To validate the roles of these seven amino acid residues responsible for DNA binding, we independently generated point mutations, K42A, K45A, R47A, N92A, K100A, R31M, and R38N, in MoCdc5-DBD. Analysis of these point mutants by CD showed that all seven point mutations exhibited a nearly superimposable pattern from 195 to 260 nm, suggesting that these mutations did not alter the fold structure of MoCdc5-DBD (Supplementary Figure S2). We then measured their DNA-binding affinities by BLI. Compared with the wild-type MoCdc5-DBD, these seven mutant alleles had reduced binding affinities to MIR167a to varying degrees (Table 2). The R47A, R31M, and R38N alleles only exhibited a slightly reduced capacity for DNA binding to the MIR167a (Table 2).

Table 2.

Binding parameters for the interaction between MoCdc5-DBD or its mutated alleles and the MIR167a or Myb site-binding element (MSE) using BLI

MIR167a
MSE(167A)
Kda(M,108) kon (1/Ms, 104) koff (1/s, 10−3) Kda(M,108) kon (1/Ms, 104) koff (1/s, 10−3)
MoCdc5-DBD 5.17 ± 2.13 7.23 ± 1.96 3.12 ± 0.75 63.82 ± 17.39 1.27 ± 0.67 7.14 ± 3.38
MoCdc5-DBDK42A NDb NDb NDb NDb NDb NDb
MoCdc5-DBDK45A 111.83 ± 67.23 2.43 ± 1.75 13.34 ± 5.2 299.53 ± 65.57 0.85 ± 0.26 23.34 ± 2.85
MoCdc5-DBDN92A 154.8 ± 14.13 1.17 ± 0.07 18.03 ± 0.64 231.87 ± 22.15 1.07 ± 0.18 24.48 ± 2.51
MoCdc5-DBDK100A 46.5 ± 5.26 4.02 ± 0.3 18.49 ± 0.94 51.43 ± 4.64 3.36 ± 0.23 17.22 ± 1.47
MoCdc5-DBDR47A 18.32 ± 3.16 7.47 ± 1.05 13.42 ± 2.31 35.1 ± 4.24 4.19 ± 0.16 14.63 ± 1.56
MoCdc5-DBDR31M 19.43 ± 0.64 18.75 ± 2.31 36.56 ± 5.5 46.17 ± 5.49 11.41 ± 0.59 52.34 ± 3.78
MoCdc5-DBDR38N 17.04 ± 3.65 18.25 ± 1.05 30.73 ± 5.26 32.53 ± 3.16 8.36 ± 0.71 27.52 ± 5.11
AtCdc5-DBD 8.98 ± 0.9 25.93 ± 0.82 23.27 ± 2.08 27.73 ± 0.24 26.28 ± 0.32 72.88 ± 1.5
tvMyb-DBD 66.76 ± 3.44 1.60 ± 0.04 10.74 ± 0.41 70.81 ± 3.32 1.62 ± 0.042 11.51 ± 0.45
a

Kd is the equilibrium dissociation constant. The experiments were repeated three times.

b

ND, not determined due to the small binding affinity. Shown values are means ± SD of three experiments.

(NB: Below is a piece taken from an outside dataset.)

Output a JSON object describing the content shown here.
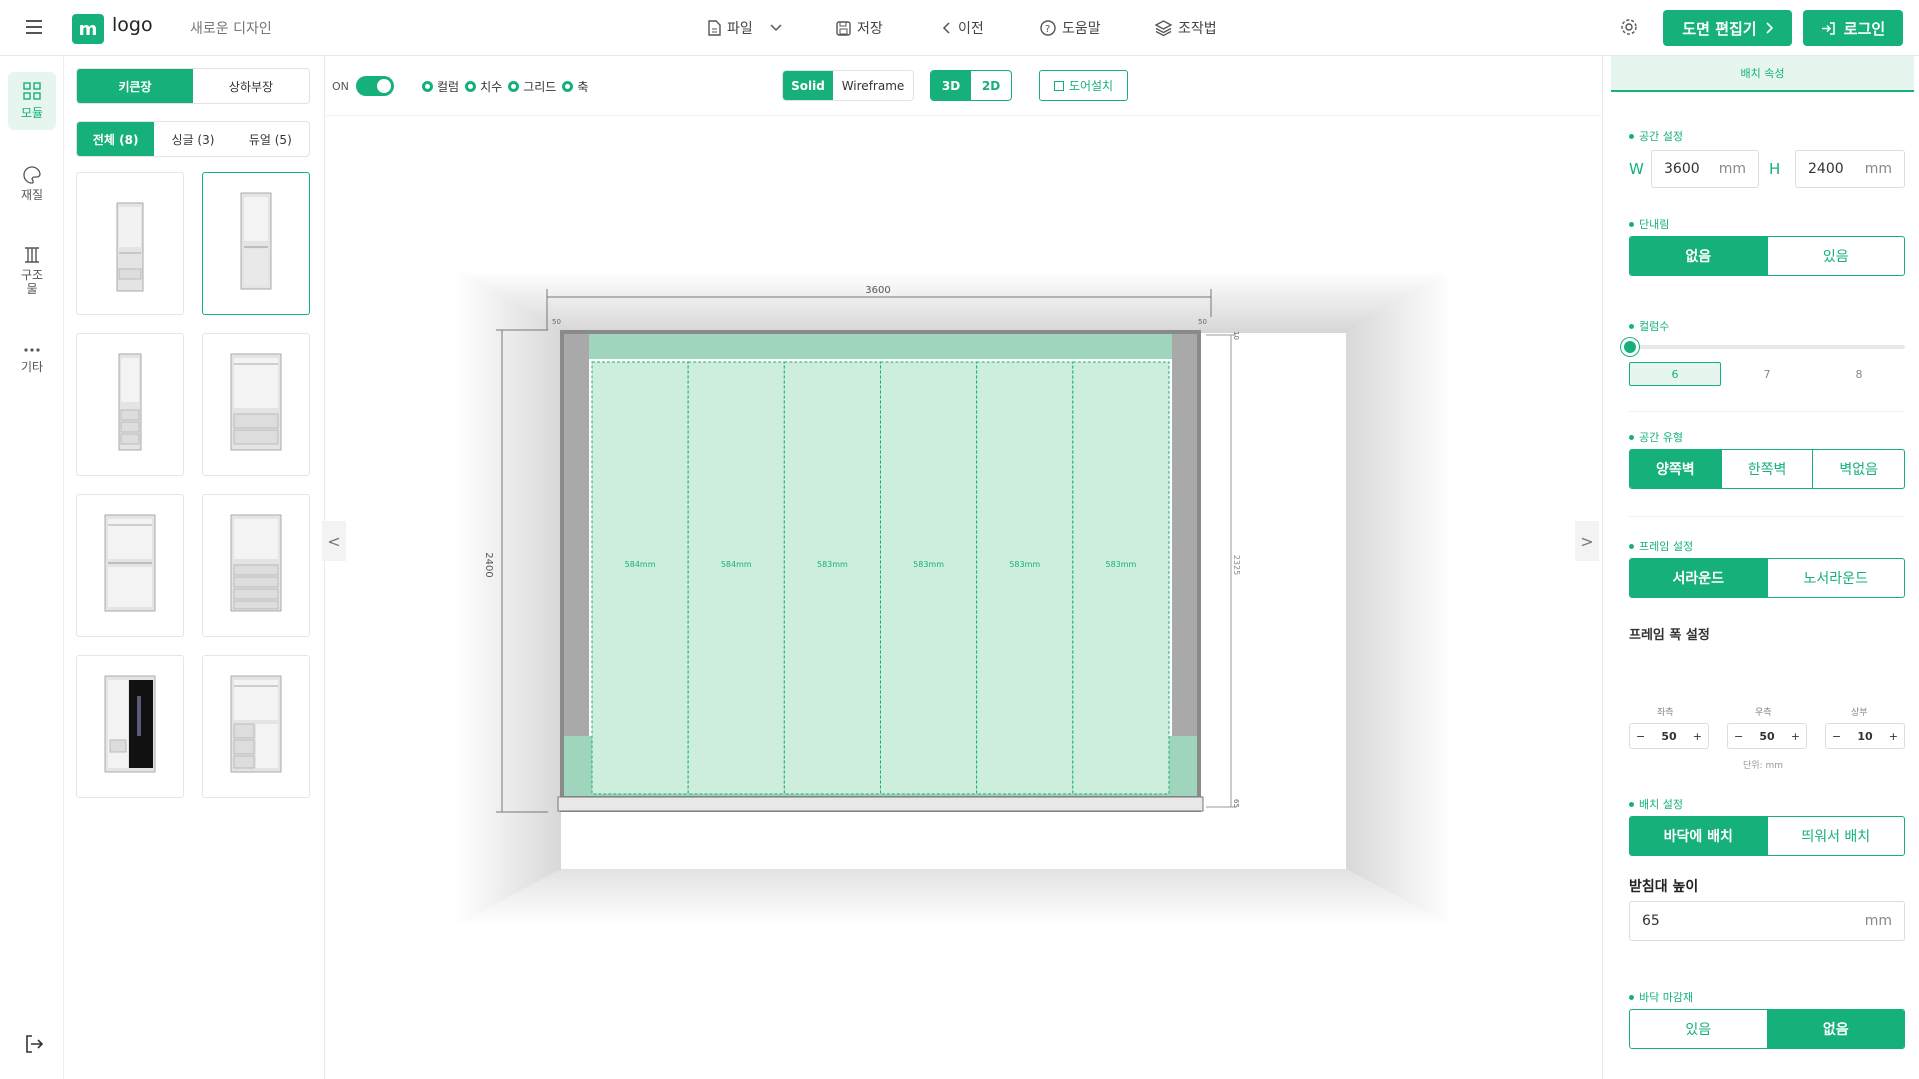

Notably, no detectable binding signals were measured for the K42A allele, indicating that K42 plays an essential role in MoCdc5-DBD binding to DNA. By sequence alignment as shown in Figure 1, the analogous residue to K42 in MoCdc5-DBD was R84 in TvMyb2 and K128 in c-Myb. Previously, the TvMyb2 R84A mutation was shown to completely abolish TvMyb2 binding to the Ap65-1 promoter [21], and the c-Myb K128A mutant allele losses the capacity to bind cognate DNA [24]. Thus, this result supported these previous findings and predicted a key role for residue K42 in DNA binding in MoCdc5-DBD (Figure 4A).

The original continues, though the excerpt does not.